Pour le metteur en scène, cette notion d'artisanat et de temps passé (plusieurs jours pour le mur de livres) dans la création l'intéresse, d'autant qu'elle est éphémère (une soirée), sauf le mur de livres qui va rester et donner véritablement son identité au café lib', comme s'en réjouit Nathalie Schreiber, l'une des bénévoles très active du lieu. C'est un décor unique que l'on ne trouve pas dans les autres cafés associatifs du département. Cela a pu être réalisé grâce à la collaboration efficace et intense des habitants de Bourrou, expérience inédite aussi qui a fait entrer une dimension à laquelle Julian Blight tient beaucoup : la rencontre de l'oeuvre et de ses créateurs avec le monde. L'art ne doit pas être coupé de la vie, les artistes ne doivent pas s'enfermer dans une bulle, comme il a pu lui-même le vivre dans sa jeune carrière. Ce rapport fort avec la réalité, c'est l'une des valeurs qu'il entend défendre à travers ce projet de La Nébuleuse. Or, il reconnaît que les moments passés avec les habitants ont été très riches et Nathalie Schreiber estime que le projet, en associant la population, va redonner un second souffle au Café. Elle s'est beaucoup mobilisée pour aider à la construction du mur de livres récupérés à titre gratuit à Emmaüs et La Seconde Vie, une recyclerie de Mussidan. En outre, Rémi Brachet et Céline Martin-Sisteron sont allés à la rencontre des habitants pour réaliser un sondage et leurs poser des questions sur leur rapport au voyage, à la vie, à la liberté, sur leur vie actuelle et leur vie rêvée. Cette entrée dans une certaine intimité a été restituée en partie lors de la soirée du 11 décembre avec la projection d'un film de 30 minutes devant un public très nombreux.
 
Si le produit n'est pas une oeuvre de cinéma, il a touché par l'authenticité et la sincérité des témoignages parfois drôles, parfois très émouvants dont le public a entendu d'autres échos dans la conclusion de la performance théâtrale qui a suivi : les habitants faisaient part de leurs rêves d'un société plus juste, plus solidaire.
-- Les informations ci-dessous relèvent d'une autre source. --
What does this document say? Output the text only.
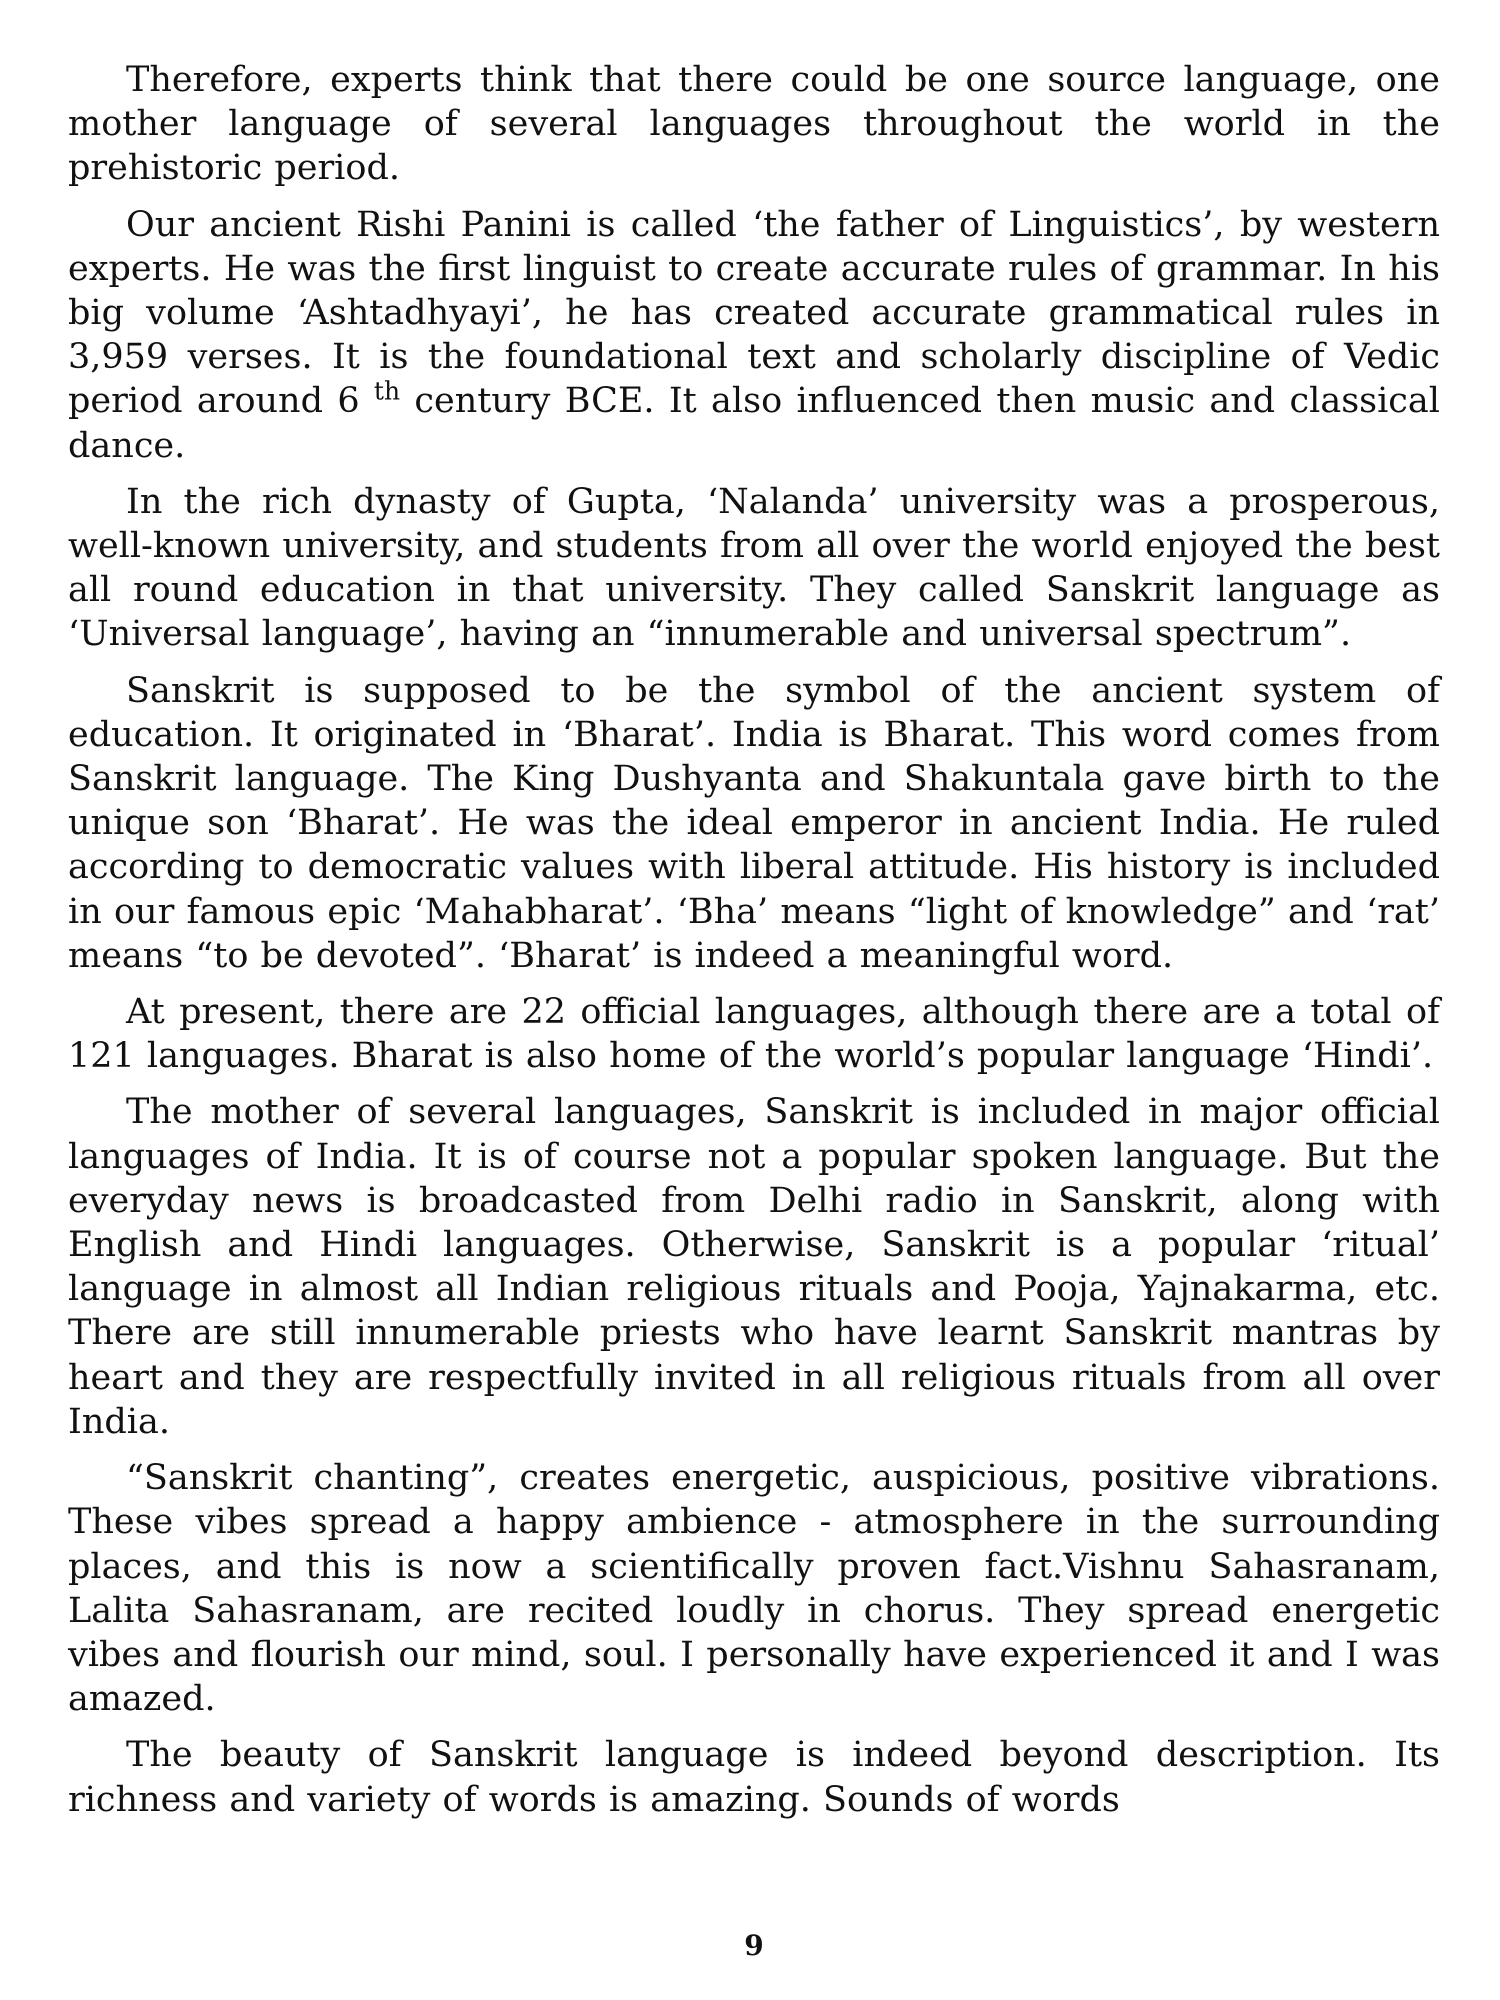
Therefore, experts think that there could be one source language, one mother language of several languages throughout the world in the prehistoric period.

Our ancient Rishi Panini is called ‘the father of Linguistics’, by western experts. He was the first linguist to create accurate rules of grammar. In his big volume ‘Ashtadhyayi’, he has created accurate grammatical rules in 3,959 verses. It is the foundational text and scholarly discipline of Vedic period around 6 $^{th}$ century BCE. It also influenced then music and classical dance.

In the rich dynasty of Gupta, ‘Nalanda’ university was a prosperous, well-known university, and students from all over the world enjoyed the best all round education in that university. They called Sanskrit language as ‘Universal language’, having an “innumerable and universal spectrum”.

Sanskrit is supposed to be the symbol of the ancient system of education. It originated in ‘Bharat’. India is Bharat. This word comes from Sanskrit language. The King Dushyanta and Shakuntala gave birth to the unique son ‘Bharat’. He was the ideal emperor in ancient India. He ruled according to democratic values with liberal attitude. His history is included in our famous epic ‘Mahabharat’. ‘Bha’ means “light of knowledge” and ‘rat’ means “to be devoted”. ‘Bharat’ is indeed a meaningful word.

At present, there are 22 official languages, although there are a total of 121 languages. Bharat is also home of the world’s popular language ‘Hindi’.

The mother of several languages, Sanskrit is included in major official languages of India. It is of course not a popular spoken language. But the everyday news is broadcasted from Delhi radio in Sanskrit, along with English and Hindi languages. Otherwise, Sanskrit is a popular ‘ritual’ language in almost all Indian religious rituals and Pooja, Yajnakarma, etc. There are still innumerable priests who have learnt Sanskrit mantras by heart and they are respectfully invited in all religious rituals from all over India.

“Sanskrit chanting”, creates energetic, auspicious, positive vibrations. These vibes spread a happy ambience - atmosphere in the surrounding places, and this is now a scientifically proven fact.Vishnu Sahasranam, Lalita Sahasranam, are recited loudly in chorus. They spread energetic vibes and flourish our mind, soul. I personally have experienced it and I was amazed.

The beauty of Sanskrit language is indeed beyond description. Its richness and variety of words is amazing. Sounds of words

9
Quant aux résultats du sondage, ils ont été commentés avec humour par Céline Martin-Sisteron mettant en exergue que l'on peut faire dire aux personnes interrogées ce que l'on veut, elles-mêmes répondant parfois de façon contradictoire mais tout en dégageant, grâce à des questions en entonnoir des plus banales sur les animations de la commune aux plus profondes sur la place des habitants dans la société, une certaine identité des habitants.
 
Si le metteur en scène a salué le travail réalisé en un temps très contraint, il n'envisage pas de le réutiliser dans sa forme théâtrale pour le spectacle futur. Il imagine davantage une forme plus cinématographique.
 
 Julian Blight débordé par les remerciements!
La soirée s'est terminée par un concert d'un jeune groupe de 3 musiciens de Bordeaux, dont deux d'entre eux se sont rencontrés au conservatoire, constitué seulement un mois avant leur première prestation publique lors de cette soirée : The Dusty Bus.
 
L'équipe de la Nébuleuse s'est joint à eux.

Une autre installation, en lien avec la performance théâtrale, était constituée d'un film projeté sur une télévision où des individus répondaient au sondage de Céline Martin-Sisteron sur leur rapport au bonheur, en référence à Chroniques d'un été de Jean Rouch et Edgard Morin, sorti en 1961, où il s'agissait pour les auteurs de poser des questions de type existentiel auprès de parisiens et d'interroger le rapport à la caméra. 55 ans après, il était intéressant de confronter les réponses et de constater que, dans un contexte de crise générale, les individus se considéraient heureux à 80%. Ces questions guideront la création de Julian Blight et de ses collaborateurs. En effet, cette immersion dans le réel leur permet de la confronter au discours dominant des médias extrêmement négatif sur l'avenir du monde et sur l'état d'esprit de ses habitants.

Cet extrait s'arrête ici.